Brüchige Welt

Mit eineinhalb Meter Abstand positionieren sich am Donnerstagabend im «Karl der Grosse» der Schriftsteller Jens Steiner, die Schriftstellerin Seraina Kobler und die Moderatorin Traudl Bünger auf dem Podest. Ihnen gegenüber setzen sich so langsam Zuhörerinnen und Zuhörer – bestens ausgestattet mit Masken. Im Zentrum der Lesung stehen Jens Steiners Episodenroman Ameisen unterm Brennglas und Seraina Koblers Debütroman Regenschatten.

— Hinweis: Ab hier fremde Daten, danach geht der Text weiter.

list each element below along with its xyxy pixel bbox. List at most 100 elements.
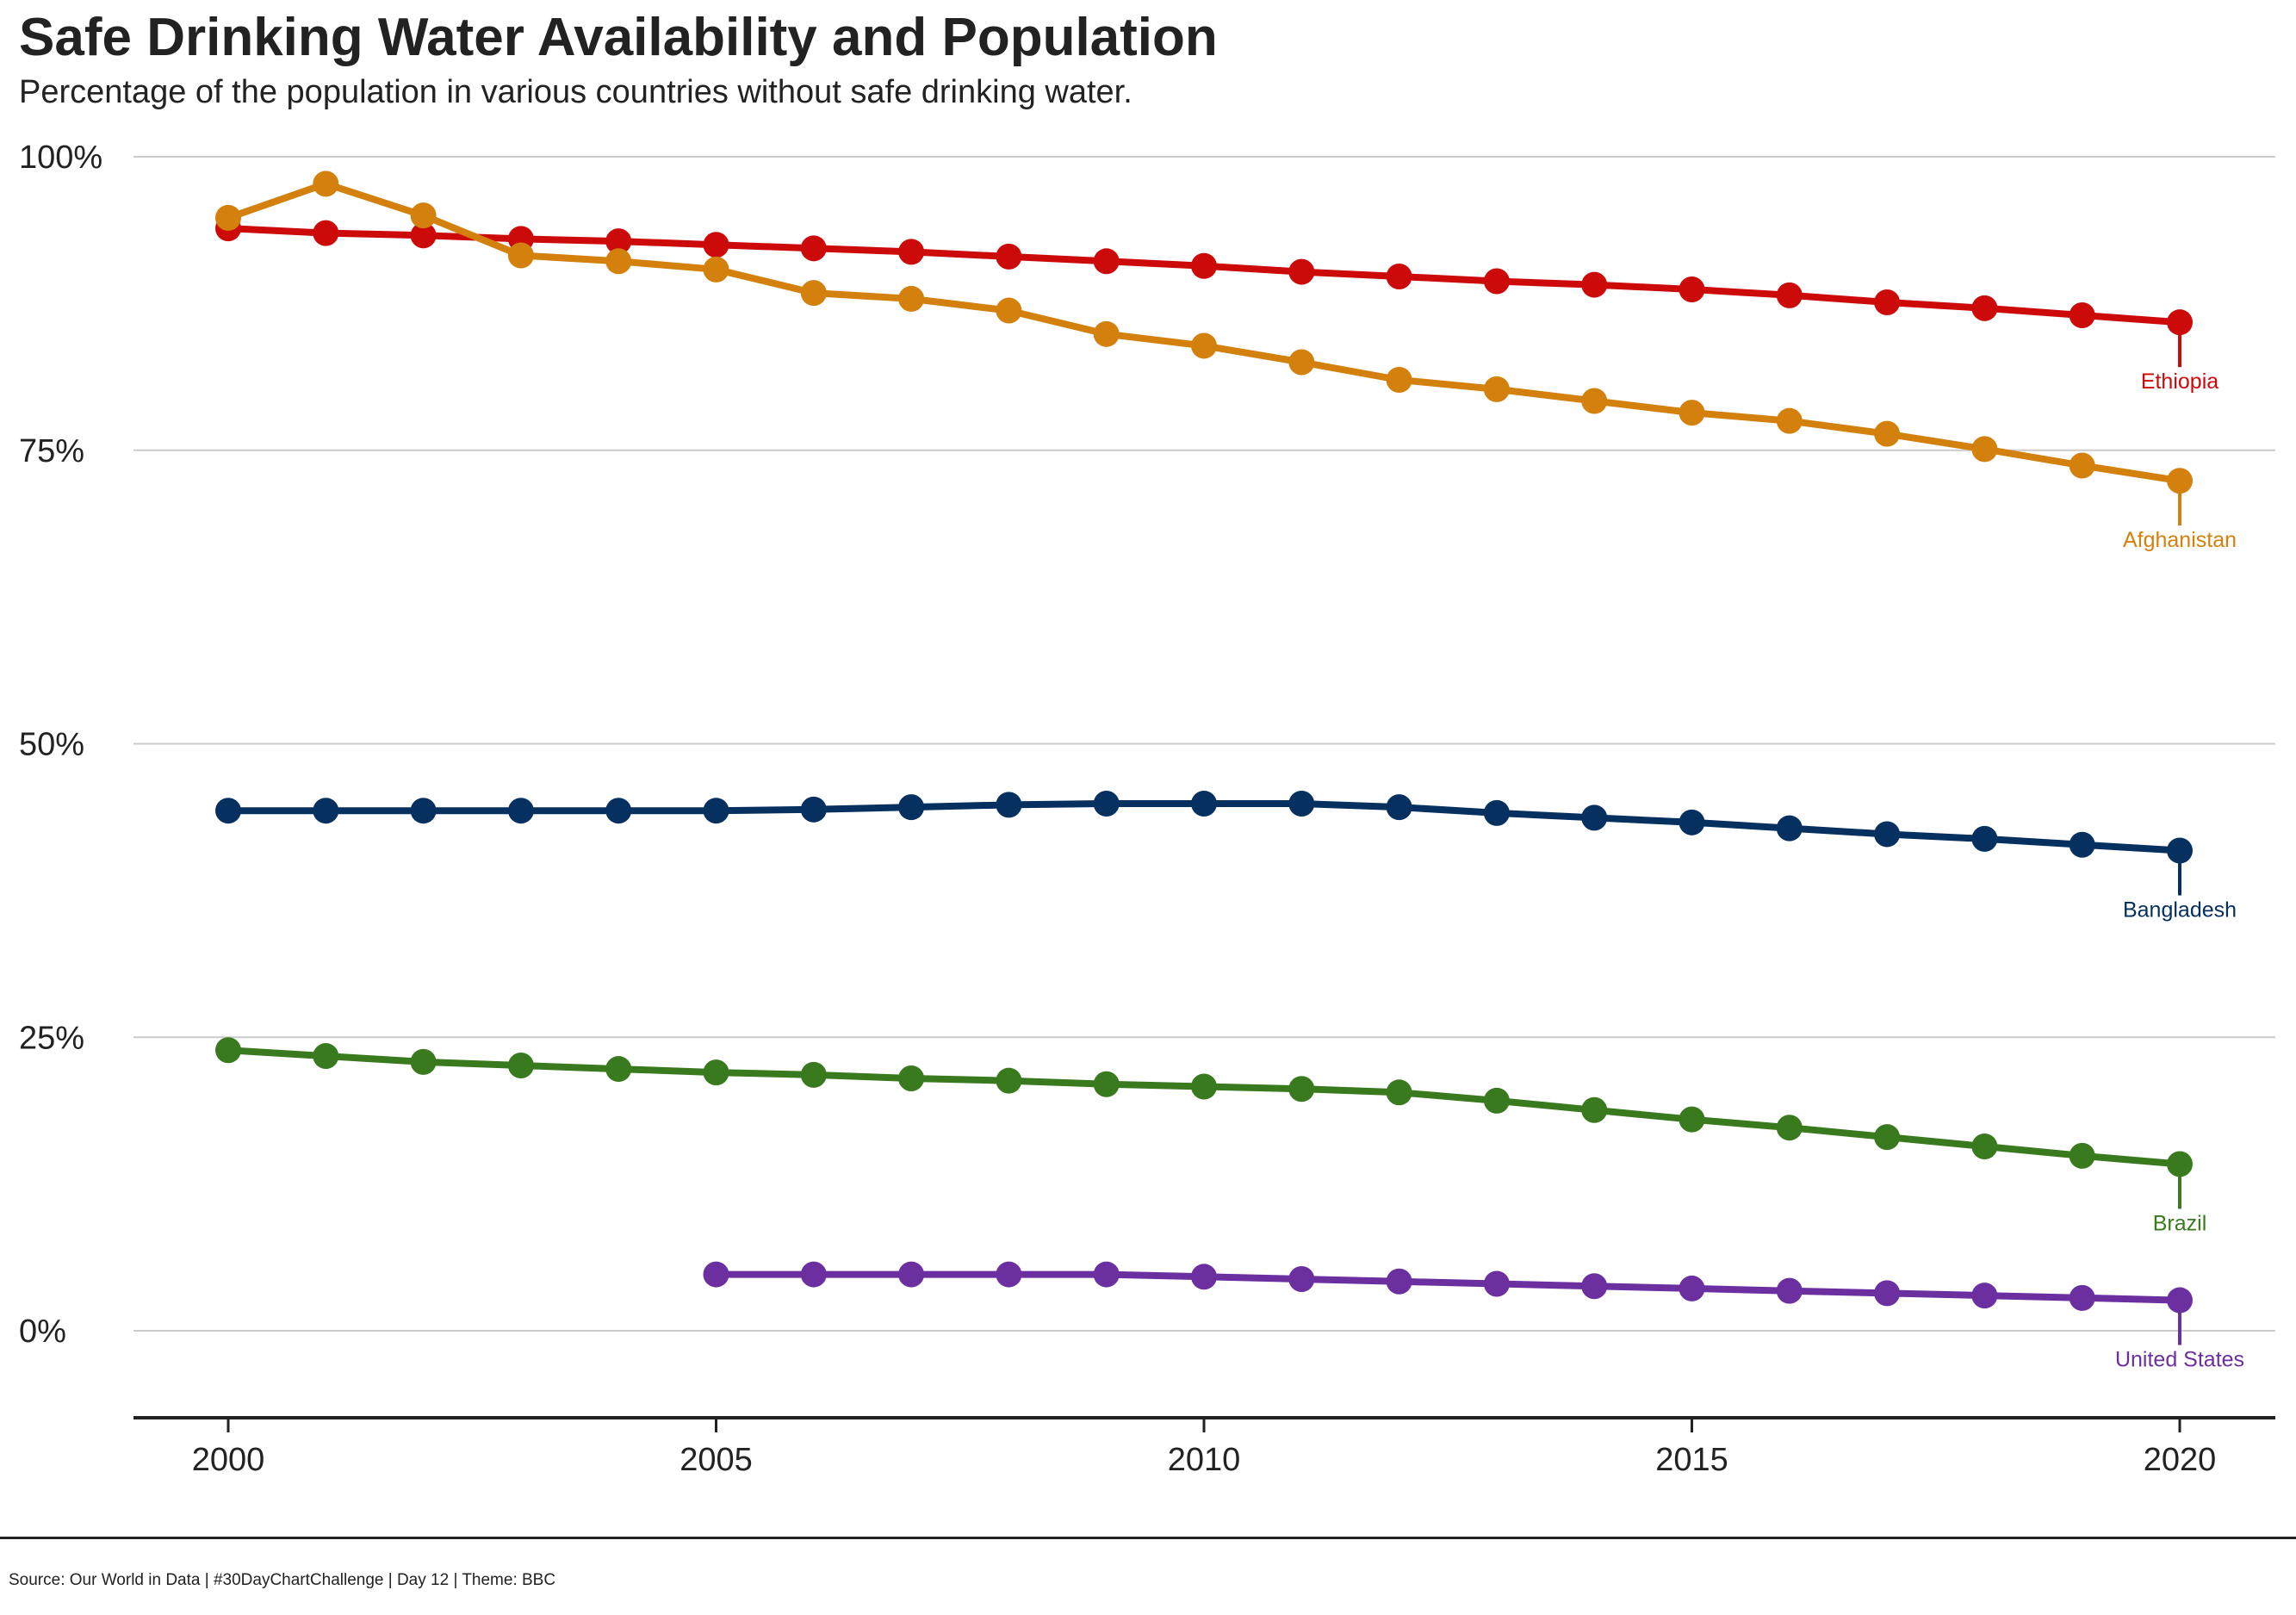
ethiopia-point-2002 [410, 222, 437, 249]
ethiopia-point-2009 [1093, 248, 1120, 275]
bangladesh-point-2002 [410, 798, 437, 824]
brazil-point-2009 [1093, 1071, 1120, 1097]
afghanistan-point-2005 [703, 256, 729, 283]
afghanistan-point-2007 [898, 285, 925, 312]
brazil-point-2008 [996, 1067, 1022, 1094]
series-united-states [703, 1261, 2193, 1314]
bangladesh-point-2009 [1093, 791, 1120, 817]
ethiopia-point-2019 [2069, 302, 2095, 329]
united-states-point-2011 [1288, 1266, 1315, 1293]
united-states-point-2008 [996, 1261, 1022, 1288]
bangladesh-point-2013 [1483, 799, 1510, 826]
x-tick-label-2000: 2000 [192, 1442, 265, 1478]
afghanistan-point-2006 [800, 280, 827, 307]
bangladesh-point-2015 [1679, 809, 1705, 835]
series-lines [215, 171, 2193, 1314]
y-tick-label-100: 100% [19, 140, 102, 176]
bangladesh-point-2014 [1581, 804, 1608, 831]
source-note: Source: Our World in Data | #30DayChartC… [9, 1571, 556, 1589]
x-axis-ticks: 2000 2005 2010 2015 2020 [192, 1418, 2217, 1478]
united-states-point-2018 [1971, 1283, 1998, 1309]
ethiopia-point-2004 [605, 228, 632, 255]
bangladesh-point-2003 [507, 798, 534, 824]
united-states-point-2012 [1386, 1268, 1412, 1295]
ethiopia-point-2006 [800, 235, 827, 262]
brazil-point-2015 [1679, 1106, 1705, 1133]
brazil-point-2002 [410, 1048, 437, 1075]
afghanistan-point-2000 [215, 204, 241, 231]
ethiopia-point-2010 [1191, 252, 1217, 279]
afghanistan-point-2018 [1971, 436, 1998, 463]
brazil-point-2006 [800, 1061, 827, 1088]
united-states-point-2015 [1679, 1275, 1705, 1301]
united-states-point-2017 [1874, 1280, 1901, 1307]
brazil-point-2007 [898, 1065, 925, 1091]
united-states-point-2019 [2069, 1284, 2095, 1311]
bangladesh-point-2007 [898, 794, 925, 821]
united-states-point-2013 [1483, 1270, 1510, 1297]
ethiopia-point-2001 [313, 220, 339, 246]
bangladesh-point-2010 [1191, 791, 1217, 817]
bangladesh-point-2006 [800, 796, 827, 823]
footer-rule [0, 1537, 2296, 1539]
brazil-point-2014 [1581, 1096, 1608, 1123]
x-tick-label-2020: 2020 [2144, 1442, 2217, 1478]
bangladesh-point-2001 [313, 798, 339, 824]
brazil-point-2011 [1288, 1076, 1315, 1103]
ethiopia-point-2015 [1679, 276, 1705, 303]
line-chart: 0% 25% 50% 75% 100% 2000 2005 2010 2015 2020 Eth… [19, 140, 2275, 1478]
y-tick-label-25: 25% [19, 1020, 84, 1056]
series-bangladesh [215, 791, 2193, 864]
y-axis-ticks: 0% 25% 50% 75% 100% [19, 140, 102, 1350]
brazil-point-2013 [1483, 1087, 1510, 1114]
afghanistan-point-2010 [1191, 332, 1217, 359]
united-states-point-2009 [1093, 1261, 1120, 1288]
ethiopia-label: Ethiopia [2141, 370, 2218, 394]
bangladesh-point-2004 [605, 798, 632, 824]
y-tick-label-75: 75% [19, 433, 84, 469]
bangladesh-label: Bangladesh [2123, 898, 2237, 922]
united-states-point-2014 [1581, 1273, 1608, 1300]
afghanistan-point-2014 [1581, 388, 1608, 414]
ethiopia-point-2017 [1874, 289, 1901, 316]
afghanistan-point-2013 [1483, 376, 1510, 402]
ethiopia-point-2014 [1581, 271, 1608, 298]
x-tick-label-2005: 2005 [679, 1442, 753, 1478]
bangladesh-point-2012 [1386, 794, 1412, 821]
brazil-point-2018 [1971, 1134, 1998, 1160]
series-brazil [215, 1037, 2193, 1177]
series-labels: Ethiopia Afghanistan Bangladesh Brazil Unite… [2115, 322, 2244, 1372]
brazil-point-2000 [215, 1037, 241, 1064]
series-afghanistan [215, 171, 2193, 494]
chart-subtitle: Percentage of the population in various … [19, 74, 1132, 110]
brazil-label: Brazil [2153, 1211, 2207, 1235]
afghanistan-point-2002 [410, 202, 437, 229]
ethiopia-point-2012 [1386, 264, 1412, 290]
y-tick-label-0: 0% [19, 1314, 66, 1350]
gridlines [133, 156, 2275, 1332]
united-states-point-2006 [800, 1261, 827, 1288]
afghanistan-point-2019 [2069, 452, 2095, 479]
united-states-label: United States [2115, 1348, 2244, 1372]
brazil-point-2012 [1386, 1079, 1412, 1106]
ethiopia-point-2016 [1776, 282, 1803, 308]
afghanistan-point-2004 [605, 248, 632, 275]
united-states-point-2005 [703, 1261, 729, 1288]
afghanistan-point-2003 [507, 242, 534, 269]
afghanistan-point-2016 [1776, 407, 1803, 434]
ethiopia-point-2008 [996, 243, 1022, 270]
afghanistan-point-2012 [1386, 366, 1412, 393]
brazil-point-2017 [1874, 1124, 1901, 1151]
afghanistan-point-2015 [1679, 400, 1705, 426]
y-tick-label-50: 50% [19, 727, 84, 763]
ethiopia-point-2013 [1483, 268, 1510, 295]
united-states-point-2007 [898, 1261, 925, 1288]
bangladesh-point-2005 [703, 798, 729, 824]
bangladesh-point-2018 [1971, 825, 1998, 852]
brazil-point-2016 [1776, 1115, 1803, 1141]
ethiopia-point-2007 [898, 239, 925, 265]
brazil-point-2004 [605, 1056, 632, 1083]
ethiopia-point-2011 [1288, 258, 1315, 285]
bangladesh-point-2016 [1776, 815, 1803, 842]
brazil-point-2005 [703, 1059, 729, 1086]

Nach einer kurzen Vorstellung liest Seraina Kobler einige Passagen aus ihrem Werk. Sie entwirft dabei das Szenario von einer aus den Fugen geratenen Welt, das für zeitgenössische Leser den dystopischen Charakter teilweise verloren hat: Zürich ist geprägt von einer Megadürre und mitten drin sind zwei Verliebte, die ein Kind erwarten und sich die Frage stellen, ob sie das Kind behalten oder abtreiben sollen. Eine Parallele zur momentanen Ausnahmesituation mit Covid-19 wird relativ schnell gezogen. Sie habe sich zu Beginn der Pandemie gefragt, ob sie nicht doch lieber eine Utopie inszeniert hätte, da gewisse Handlungen im Roman gar nicht mehr so realitätsfremd scheinen, so Kobler.

Auch Jens Steiners Roman inszeniert eine brüchige Welt, entwirft ein Gesellschaftsportrait und zeichnet dabei die Verhaltensmuster der Figuren in seiner Erzählung akribisch genau nach. Den Tieren schreibt Jens Steiner – gefragt nach einem für ihn faszinierenden Element in seinem Erzählen – die Funktion der Aussenstehenden, Beobachtenden zu, die das komische Verhalten der Menschen spiegeln.

Als ich das Gebäude verlassen habe, ziehe ich die Maske aus und denke nochmals über das Gesagte nach: Mir imponiert, wie genau Seraina Kobler und auch Jens Steiner gesellschaftliche Tendenzen und Probleme – gerade auch der Corona-Zeit – in ihren Romanen beschreiben.